Singapore SMBs keen on cyber insurance, most anxious about data security

Often lacking in resources, small and midsize businesses see cyber insurance as a way to balance cost and the need to safeguard their infrastructure, especially as data leaks are their biggest worry.
Written by Eileen Yu, Senior Contributing Editor

Often lacking in resources, more small and midsize businesses (SMBs) in Singapore are seeing cyber insurance as a viable option. They view these offerings as a way to balance cost and the need to safeguard their assets, especially as data leaks remain their biggest concern. 

Smaller organisations often had to grapple with limited budgets and manpower, and would want certainty in how much they had to invest. This was pushing more to look at cyber insurance as a way to achieve this, said Ang Yuit, vice president of strategies development for the Association of Small & Medium Enterprises (ASME), an industry group which members comprise Singapore SMBs. 

Responding to ZDNet's query about the adoption of cyber insurance amongst SMBs, Ang noted that such services provided a way for SMBs to boost their cybersecurity posture while managing their costs. Purchased at a monthly premium, cyber insurance helped these companies better determine how much they needed to put in and what they were getting back in return. 

It enabled SMBs to define the scope and investment of their cybersecurity protection, he said, in a virtual roundtable Thursday hosted by Lenovo. 

While it might not resolve every issue, Ang added that cyber insurance provided a viable alternative to simply purchasing security tools, which could be difficult to cost definitively. 

ZDNet understands that there are varying cyber insurance services encompassing packages that include some coverage of cost incurred during an attack and assistance in quantifying the attack's impact on data and intellectual property. They also often are bundled with security assessment and incident response services, since it will be in the insurer's interest to ensure the SMB has obtained a certain level of cybersecurity readiness and to mitigate the impact of an attack. 

In addition, insurers have been keen to provide more services targeted at SMBs, as these companies have much smaller infrastructure and, hence, carry less risks to assess and insure against, compared to large enterprises. 

Ease of adoption, in particular, is essential in driving greater security readiness in the SMB segment, according to Milad Aslaner, SentinelOne's global director of cyber defence strategy and public affairs.

Speaking in the roundtable, he said automation tools such as autonomous threat detection and response played a key role as they would help ease operations for smaller businesses. The ability to roll back from a security incident also was critical, Aslaner said. 

Getting SMBs to better safeguard their infrastructure was especially critical as many had rushed to go online amidst the global pandemic. This increased their attack surface and exposed more of their data, making them prime target for attacks, he cautioned, noting that cybercriminals would aim for companies with weaker security posture. 

Roy Ng, Lenovo's central Asia-Pacific director of SMB, noted that many SMBs wrongly assumed they were too small to be targeted by hackers. Pointing to a study by Singapore's Cyber Security Agency, Ng said the number of reported ransomware attacks last year mostly affected SMBs. 

While small, these companies held customer data that were of value to cybercriminals, he said. 

SMBs less proactive, driven by direct business impact

Ang noted, though, that most SMBs were not adequately prepared to address security threats and already lacked a strong foundation, even as they accelerated their digital adoption in the last 1.5 years during the pandemic

"SMBs will deal with a problem when it's there. [They're more] focused on operational needs," he said. 

ZDNet asked if these businesses then found it challenging to fend off third-party attacks, which required regular assessment, he reiterated SMBs' tendency not to proactively address issues unless there was an immediate threat or risk. 

Unless the requirement was stipulated in the service contract, they would prioritise other business operations.

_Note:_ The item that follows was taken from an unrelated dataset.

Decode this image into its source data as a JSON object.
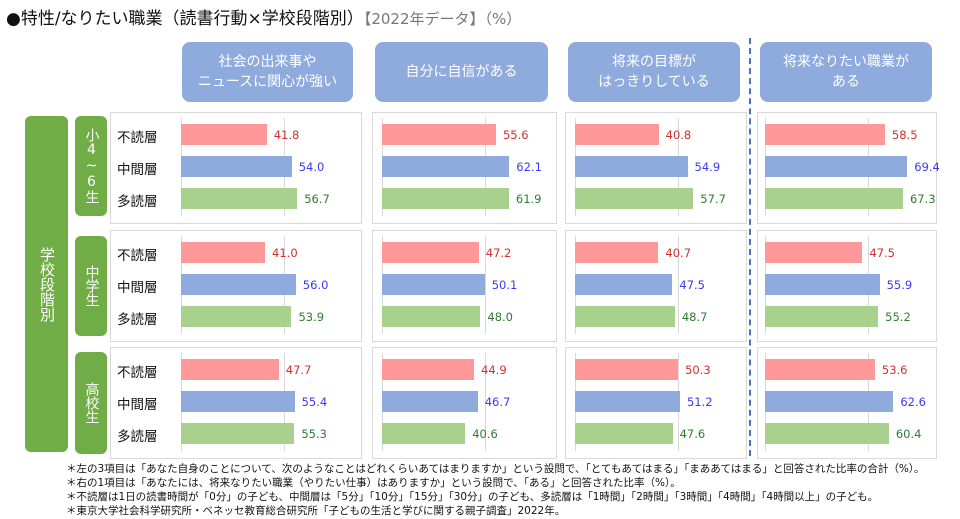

He noted, though, that they were particularly concerned about ensuring compliance with Singapore's Personal Data Protection Act (PDPA).

Pointing to personal data management as a good starting point to drive greater security awareness, he said SMBs were more worried about how they should secure their data, so they would not have to face ramifications of a breach under the PDPA. 

Aslaner said SMBs also would need to improve their security posture, as more enterprises were looking at architectural changes amidst the rise of third-party attacks, with focus mainly on zero trust frameworks.  

He noted that organisations were adding cybersecurity requirements as part of their supplier and vendor agreements. SMBs then would have to ensure they met these baselines if they wanted to continue doing business with certain enterprise clients, he said.

Chris Tan, client technologist for Lenovo's central Asia-Pacific, suggested SMBs began by identifying their assets, including devices and data points

Ng also underscored the importance of user education, so employees could help their organisation avoid potential exposure and threat. 

According to IBM's recent study, data breaches cost Asean companies on average $2.64 million per incident, compared to the global figure of $4.24 million. The cost of a breach, however, was $430,000 higher than the average for companies in Asean that had not undergone any digital transformation due to the COVID-19 pandemic.

Organisations in the region took 307 days to detect and contain a data breach, including 223 days just to detect an incident, the IBM report revealed.